Is there a recommendation in settings that we should follow for this particular setup, like the amount of rows? Same question for the FFmpeg settings.


@GlennWustlich, the formatting and encoding options for your asset are largely determined by the way they will be rendered/played back.

  • The multi-row formatting process is only necessary if you are trying to fit your asset within the constraints of video codecs and graphics processing pipelines - One common target resolution is 4096x4096, so if for example your 4-sensor asset is 6400x1400, you can reformat it into two rows to make it 3200x2800 (half the width, double the height). In general, you want to choose the number of rows which gives the resulting asset a similar width and height. However, if you are creating geometry sequences for use in 3rd-party pipelines/software, you can keep the image sequences full size in a single row.
  • If you are encoding the image sequences to video, the platform you are targeting determines parameters like scaling and bitrate. Check out our documentation on platform support for more information.
1 Like

Hi Cory, thanks for the reply.
Unfortunately we did not manage to get good results with it. I have sent you an email with one of our captures. Would be great if you could have a look! We really need this problem tackled as we can not continue with our production in the current state.

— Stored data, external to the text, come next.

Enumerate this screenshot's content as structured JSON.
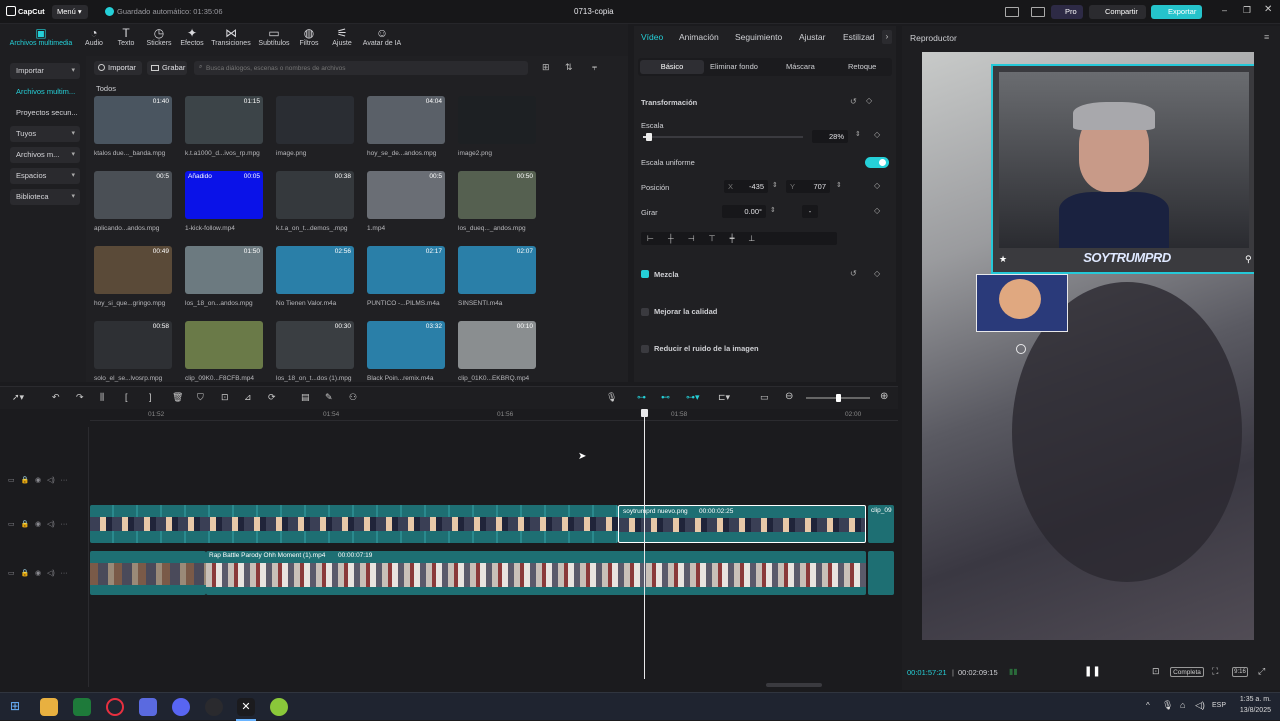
{
  "titlebar": {
    "app": "CapCut",
    "menu": "Menú",
    "autosave": "Guardado automático: 01:35:06",
    "project": "0713-copia",
    "pro": "Pro",
    "share": "Compartir",
    "export": "Exportar"
  },
  "media_tabs": [
    {
      "label": "Archivos multimedia",
      "icon": "media-icon"
    },
    {
      "label": "Audio",
      "icon": "audio-icon"
    },
    {
      "label": "Texto",
      "icon": "text-icon"
    },
    {
      "label": "Stickers",
      "icon": "sticker-icon"
    },
    {
      "label": "Efectos",
      "icon": "effects-icon"
    },
    {
      "label": "Transiciones",
      "icon": "transitions-icon"
    },
    {
      "label": "Subtítulos",
      "icon": "subtitles-icon"
    },
    {
      "label": "Filtros",
      "icon": "filters-icon"
    },
    {
      "label": "Ajuste",
      "icon": "adjust-icon"
    },
    {
      "label": "Avatar de IA",
      "icon": "avatar-icon"
    }
  ],
  "sidebar": [
    "Importar",
    "Archivos multim...",
    "Proyectos secun...",
    "Tuyos",
    "Archivos m...",
    "Espacios",
    "Biblioteca"
  ],
  "media": {
    "import": "Importar",
    "record": "Grabar",
    "search_placeholder": "Busca diálogos, escenas o nombres de archivos",
    "section": "Todos"
  },
  "media_items": [
    {
      "name": "ktalos due..._banda.mpg",
      "dur": "01:40",
      "color": "#4a5560"
    },
    {
      "name": "k.t.a1000_d...ivos_rp.mpg",
      "dur": "01:15",
      "color": "#3c4448"
    },
    {
      "name": "image.png",
      "dur": "",
      "color": "#2a2d33"
    },
    {
      "name": "hoy_se_de...andos.mpg",
      "dur": "04:04",
      "color": "#5a6068"
    },
    {
      "name": "image2.png",
      "dur": "",
      "color": "#1d2023"
    },
    {
      "name": "aplicando...andos.mpg",
      "dur": "00:5",
      "color": "#4a4f55"
    },
    {
      "name": "1-kick-follow.mp4",
      "dur": "00:05",
      "color": "#0a12e8",
      "badge": "Añadido"
    },
    {
      "name": "k.t.a_on_t...demos_.mpg",
      "dur": "00:38",
      "color": "#35393d"
    },
    {
      "name": "1.mp4",
      "dur": "00:5",
      "color": "#6a6e75"
    },
    {
      "name": "los_dueq..._andos.mpg",
      "dur": "00:50",
      "color": "#556050"
    },
    {
      "name": "hoy_si_que...gringo.mpg",
      "dur": "00:49",
      "color": "#5a4a38"
    },
    {
      "name": "los_18_on...andos.mpg",
      "dur": "01:50",
      "color": "#6c7a80"
    },
    {
      "name": "No Tienen Valor.m4a",
      "dur": "02:56",
      "color": "#2a7fa8"
    },
    {
      "name": "PUNTICO -...PILMS.m4a",
      "dur": "02:17",
      "color": "#2a7fa8"
    },
    {
      "name": "SINSENTI.m4a",
      "dur": "02:07",
      "color": "#2a7fa8"
    },
    {
      "name": "solo_el_se...lvosrp.mpg",
      "dur": "00:58",
      "color": "#2e3034"
    },
    {
      "name": "clip_09K0...F8CFB.mp4",
      "dur": "",
      "color": "#6a7a48"
    },
    {
      "name": "los_18_on_t...dos (1).mpg",
      "dur": "00:30",
      "color": "#3a3e42"
    },
    {
      "name": "Black Poin...remix.m4a",
      "dur": "03:32",
      "color": "#2a7fa8"
    },
    {
      "name": "clip_01K0...EKBRQ.mp4",
      "dur": "00:10",
      "color": "#8a8e90"
    }
  ],
  "props": {
    "tabs": [
      "Vídeo",
      "Animación",
      "Seguimiento",
      "Ajustar",
      "Estilizad"
    ],
    "subtabs": [
      "Básico",
      "Eliminar fondo",
      "Máscara",
      "Retoque"
    ],
    "transform": "Transformación",
    "scale_label": "Escala",
    "scale_value": "28%",
    "scale_fraction": 0.28,
    "uniform": "Escala uniforme",
    "position": "Posición",
    "x_label": "X",
    "x_value": "-435",
    "y_label": "Y",
    "y_value": "707",
    "rotate": "Girar",
    "rotate_value": "0.00°",
    "flip": "-",
    "blend": "Mezcla",
    "enhance": "Mejorar la calidad",
    "denoise": "Reducir el ruido de la imagen"
  },
  "player": {
    "title": "Reproductor",
    "current": "00:01:57:21",
    "total": "00:02:09:15",
    "ratio": "Completa",
    "aspect": "9:16",
    "overlay_text": "SOYTRUMPRD"
  },
  "timeline": {
    "ruler": [
      "01:52",
      "01:54",
      "01:56",
      "01:58",
      "02:00"
    ],
    "clip_label": "soytrumprd nuevo.png",
    "clip_time": "00:00:02:25",
    "audio_label": "Rap Battle Parody Ohh Moment (1).mp4",
    "audio_time": "00:00:07:19",
    "clip_end": "clip_09"
  },
  "taskbar": {
    "lang": "ESP",
    "time": "1:35 a. m.",
    "date": "13/8/2025"
  },
  "colors": {
    "accent": "#25d0d8",
    "track": "#1e6f73"
  }
}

@GlennWustlich It looks like the asset you emailed has Refinement enabled, but no Refinement masks applied. Refinement masks are the most effective way to clean up your asset and get rid of extra geometry (like the floor, but also random bits of geometry rendered around your subject).

Correct I am aware of that. The example is just to showcase the difference in export between the out-of-the-box cpp video from Depthkit and the image sequence export + ffmpeg conversion. These two are using the same settings in Depthkit.

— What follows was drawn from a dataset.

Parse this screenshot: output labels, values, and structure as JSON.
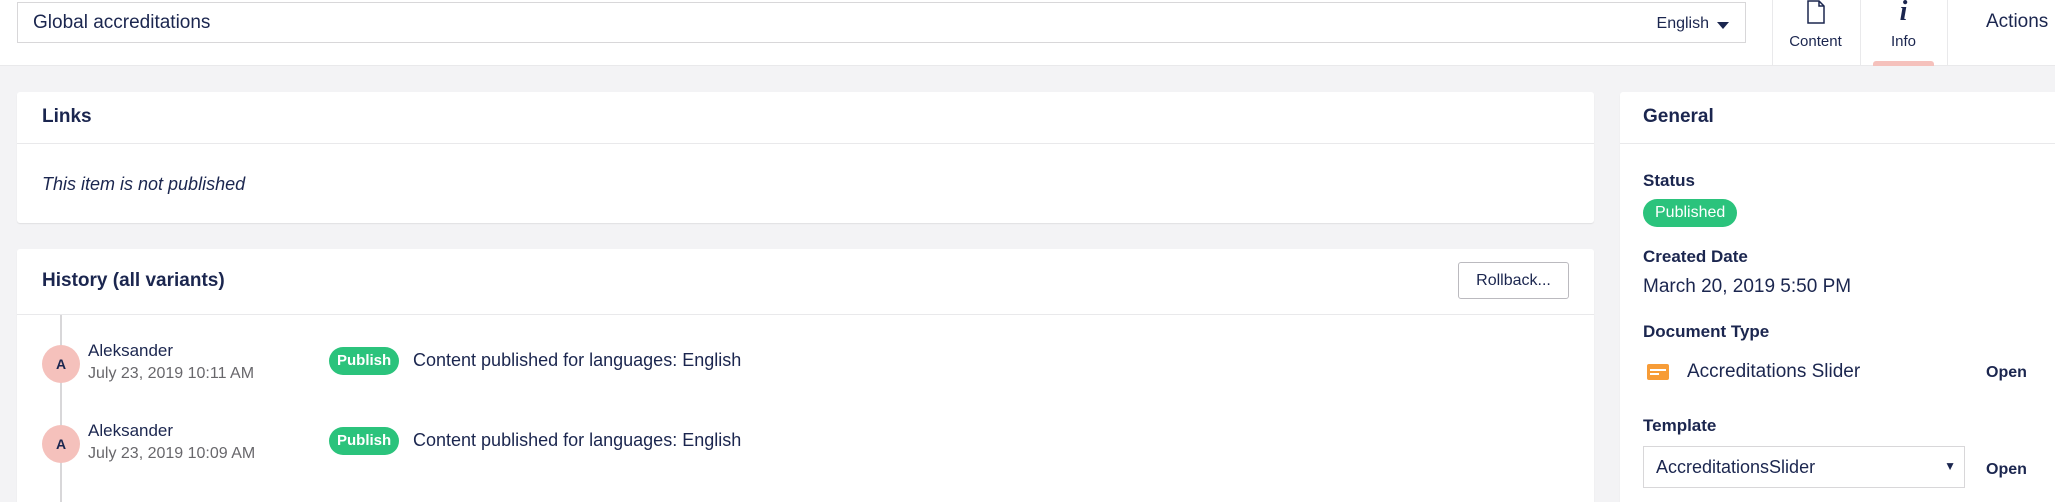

The example has no masks because Depthkit would otherwise not export the video because of the resolution as is written in the documentation.

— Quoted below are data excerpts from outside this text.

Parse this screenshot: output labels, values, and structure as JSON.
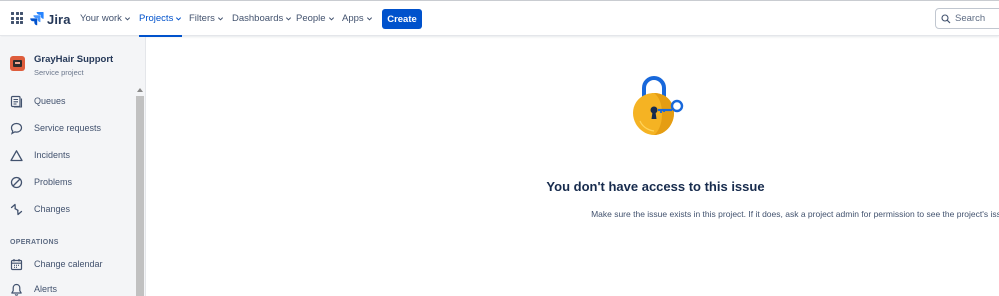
{
  "app": {
    "logo_text": "Jira",
    "brand_color": "#0052cc"
  },
  "nav": {
    "items": [
      {
        "label": "Your work",
        "active": false
      },
      {
        "label": "Projects",
        "active": true
      },
      {
        "label": "Filters",
        "active": false
      },
      {
        "label": "Dashboards",
        "active": false
      },
      {
        "label": "People",
        "active": false
      },
      {
        "label": "Apps",
        "active": false
      }
    ],
    "create_label": "Create",
    "search_placeholder": "Search"
  },
  "sidebar": {
    "project_name": "GrayHair Support",
    "project_type": "Service project",
    "items": [
      {
        "label": "Queues",
        "icon": "queues-icon"
      },
      {
        "label": "Service requests",
        "icon": "speech-bubble-icon"
      },
      {
        "label": "Incidents",
        "icon": "warning-triangle-icon"
      },
      {
        "label": "Problems",
        "icon": "prohibited-icon"
      },
      {
        "label": "Changes",
        "icon": "changes-icon"
      }
    ],
    "section_label": "OPERATIONS",
    "operations_items": [
      {
        "label": "Change calendar",
        "icon": "calendar-icon"
      },
      {
        "label": "Alerts",
        "icon": "bell-icon"
      }
    ]
  },
  "main": {
    "illustration": "padlock-with-key-icon",
    "title": "You don't have access to this issue",
    "message": "Make sure the issue exists in this project. If it does, ask a project admin for permission to see the project's issues."
  }
}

In the video you can see that the difference in quality between the two is huge.

Any idea what is causing this? Either a setting in the python script or something in the ffmpeg conversion setting?

Thank you!

@GlennWustlich Ah, I see now what you’re comparing. If you run ffprobe on the resulting ffmpeg-encoded video, what does it report? Specifically, with regard to the color space and color matrix metadata (as explained here)?

Hi Cory, I ran it through ffprobe and see this:

Stream #0:00x1: Video: h264 (High) (avc1 / 0x31637661), yuvj420p(pc, bt709, progressive), 3984x5760, 4755 kb/s, 30 fps, 30 tbr, 15360 tbn (default)

@GlennWustlich Do you have the exact ffmpeg command you used to encode this video?

Hi Tim,
This is what I used:

ffmpeg -r 30 -f image2 -start_number 144 -i 180_David_TurnAround03_06_13_01_46_Export_03_06_14_23_46_%06d.png -c:v libx264 -x264-params mvrange=511 -c:a aac -b:a 320k -shortest -colorspace bt709 -color_primaries bt709 -color_trc bt709 -color_range pc -b:v 5M -pix_fmt yuv420p TurnMPEG.mp4

Thanks Glenn,

This looks correct at first glance. Can you also specify the system configuration of the machine you’re encoding on, as well as the ffmpeg version?

Sure thing! That is:
AMD Ryzen 9 5950X 16-Core,
64Gb RAM
RTX 3090

ffmpeg version:

Let me know if you need more info. Thanks!

Hey @GlennWustlich,

Thanks for the additional info. I’ve taken a closer look at the command you’re running, and I was able to reproduce the issue on my end. The command you’ve provided does not specify the color space and color range settings within the video filter configuration. While it is setting the metadata appropriately, the underlying video data is not correct. Please add the following option to your ffmpeg command to configure the video scaler appropriately:

-vf "scale=out_color_matrix=bt709:out_range=full"

Let me know if this works for you.